Maxwell
- Full name: Maxwell Football Club
- Founded: 1878
- Dissolved: 1882
- Ground: Norwood Park
- Secretary: R. Thomson Wilson
| Home colours |

= Maxwell F.C. =

Former association football club in Scotland

Maxwell F.C. was a nineteenth-century Glasgow-based senior football club.

==History==

The club was founded in 1878 and its first fixtures are reported from the 1879–80 season. In 1880, after a season in which the club won 11 of 17 matches, it joined the Scottish Football Association.

The club only played one season of senior football.
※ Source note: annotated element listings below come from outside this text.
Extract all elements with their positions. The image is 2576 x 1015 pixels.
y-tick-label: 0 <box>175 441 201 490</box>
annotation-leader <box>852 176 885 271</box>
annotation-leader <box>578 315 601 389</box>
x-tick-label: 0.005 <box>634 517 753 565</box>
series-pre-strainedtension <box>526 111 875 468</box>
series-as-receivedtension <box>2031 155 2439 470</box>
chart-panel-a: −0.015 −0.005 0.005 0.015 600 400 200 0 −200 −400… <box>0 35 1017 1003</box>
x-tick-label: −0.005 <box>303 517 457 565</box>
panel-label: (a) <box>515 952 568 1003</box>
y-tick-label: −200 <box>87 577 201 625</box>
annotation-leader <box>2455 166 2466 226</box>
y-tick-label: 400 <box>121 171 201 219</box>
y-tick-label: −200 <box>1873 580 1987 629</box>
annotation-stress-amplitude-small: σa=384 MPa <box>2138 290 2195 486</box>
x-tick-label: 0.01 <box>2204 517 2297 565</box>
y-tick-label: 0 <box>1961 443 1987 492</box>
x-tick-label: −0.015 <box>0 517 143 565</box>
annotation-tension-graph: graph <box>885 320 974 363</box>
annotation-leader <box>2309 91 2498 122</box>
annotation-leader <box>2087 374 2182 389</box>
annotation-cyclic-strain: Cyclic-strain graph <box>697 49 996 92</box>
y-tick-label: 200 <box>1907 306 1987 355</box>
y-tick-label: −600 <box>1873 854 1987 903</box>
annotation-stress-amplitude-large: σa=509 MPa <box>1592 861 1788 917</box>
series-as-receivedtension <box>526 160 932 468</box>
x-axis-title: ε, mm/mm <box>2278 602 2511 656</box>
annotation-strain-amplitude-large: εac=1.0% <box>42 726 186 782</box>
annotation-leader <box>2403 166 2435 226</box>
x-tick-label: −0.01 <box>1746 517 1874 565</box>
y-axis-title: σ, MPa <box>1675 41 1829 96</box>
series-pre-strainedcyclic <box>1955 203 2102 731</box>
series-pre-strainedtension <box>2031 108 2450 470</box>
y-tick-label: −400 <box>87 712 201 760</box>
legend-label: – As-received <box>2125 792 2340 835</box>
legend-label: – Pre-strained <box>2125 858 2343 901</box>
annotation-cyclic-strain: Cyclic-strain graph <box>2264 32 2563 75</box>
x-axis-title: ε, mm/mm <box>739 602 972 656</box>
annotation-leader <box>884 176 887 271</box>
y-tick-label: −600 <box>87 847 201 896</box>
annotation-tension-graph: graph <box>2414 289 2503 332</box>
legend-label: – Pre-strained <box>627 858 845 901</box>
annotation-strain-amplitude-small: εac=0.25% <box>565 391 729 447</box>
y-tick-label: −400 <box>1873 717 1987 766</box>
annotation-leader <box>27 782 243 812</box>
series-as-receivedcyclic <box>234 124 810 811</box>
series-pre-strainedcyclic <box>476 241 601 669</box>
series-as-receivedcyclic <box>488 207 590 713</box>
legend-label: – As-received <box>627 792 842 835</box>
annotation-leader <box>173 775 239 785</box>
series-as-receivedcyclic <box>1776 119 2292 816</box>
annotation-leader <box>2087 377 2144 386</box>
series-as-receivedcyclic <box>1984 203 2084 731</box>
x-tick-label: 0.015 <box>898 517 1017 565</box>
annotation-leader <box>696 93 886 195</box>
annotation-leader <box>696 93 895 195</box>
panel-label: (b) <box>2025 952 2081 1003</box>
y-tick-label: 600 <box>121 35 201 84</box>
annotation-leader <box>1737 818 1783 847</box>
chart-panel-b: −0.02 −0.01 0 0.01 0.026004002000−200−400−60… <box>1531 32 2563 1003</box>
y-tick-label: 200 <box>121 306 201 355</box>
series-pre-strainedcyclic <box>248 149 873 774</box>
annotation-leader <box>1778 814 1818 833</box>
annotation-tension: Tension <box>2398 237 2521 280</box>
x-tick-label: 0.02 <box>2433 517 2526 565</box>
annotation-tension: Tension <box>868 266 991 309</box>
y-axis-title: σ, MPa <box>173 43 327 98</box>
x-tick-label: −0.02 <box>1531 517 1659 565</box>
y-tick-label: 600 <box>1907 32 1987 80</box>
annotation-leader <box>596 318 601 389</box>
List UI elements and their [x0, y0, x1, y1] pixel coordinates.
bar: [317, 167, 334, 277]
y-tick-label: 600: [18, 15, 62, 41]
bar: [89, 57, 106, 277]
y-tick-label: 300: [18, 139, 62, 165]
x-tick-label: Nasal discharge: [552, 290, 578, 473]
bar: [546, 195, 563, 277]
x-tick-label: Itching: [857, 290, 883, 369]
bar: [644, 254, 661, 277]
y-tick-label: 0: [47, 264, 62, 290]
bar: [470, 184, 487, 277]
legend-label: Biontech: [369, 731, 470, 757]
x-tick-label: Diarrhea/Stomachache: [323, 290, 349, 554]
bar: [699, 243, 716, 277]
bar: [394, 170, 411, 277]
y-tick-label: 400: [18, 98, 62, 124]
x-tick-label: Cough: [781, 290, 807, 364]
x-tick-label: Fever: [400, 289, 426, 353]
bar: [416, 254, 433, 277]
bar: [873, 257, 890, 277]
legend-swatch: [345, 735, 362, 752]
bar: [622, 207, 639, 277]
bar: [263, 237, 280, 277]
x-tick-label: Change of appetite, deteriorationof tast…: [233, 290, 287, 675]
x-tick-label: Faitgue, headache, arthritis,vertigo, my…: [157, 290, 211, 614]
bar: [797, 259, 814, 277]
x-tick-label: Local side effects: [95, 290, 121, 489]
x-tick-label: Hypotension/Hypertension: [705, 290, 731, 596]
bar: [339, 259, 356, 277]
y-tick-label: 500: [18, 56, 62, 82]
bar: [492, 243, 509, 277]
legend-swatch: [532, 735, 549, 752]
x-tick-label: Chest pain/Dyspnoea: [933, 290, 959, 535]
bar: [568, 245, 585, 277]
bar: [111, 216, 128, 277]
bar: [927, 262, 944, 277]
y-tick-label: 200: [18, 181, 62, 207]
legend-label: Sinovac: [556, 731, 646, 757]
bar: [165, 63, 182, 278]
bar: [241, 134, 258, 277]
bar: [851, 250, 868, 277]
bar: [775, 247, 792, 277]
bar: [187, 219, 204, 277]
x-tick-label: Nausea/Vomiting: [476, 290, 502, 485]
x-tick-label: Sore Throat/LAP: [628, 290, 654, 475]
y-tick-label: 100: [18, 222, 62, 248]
Maxwell's only match in the Scottish Cup was a 6–0 defeat in the first round of the 1880–81 tournament to Oxford of Crosshill in the first round; it was the Oxford's only win in the competition in seven seasons.

The club is notable for being the first club of the first black football player, Andrew Watson. Another Maxwell player - Louis Baretto - was a lascar sailor born in Bombay.

==Colours==

The club wore navy and white hooped jerseys and hose, with white knickers.

==Ground==

The club had a private ground at Norwood Park, on Dumbreck Road, near Haggs Castle. By 1882 it was the ground of Granton, and of Sir John Maxwell, which was founded in the same year as the Maxwell, although it joined the Scottish Association separately in 1882.

==Notable former players==

- Andrew Watson (footballer, born 1856), Scottish international football player; and the first black association football player.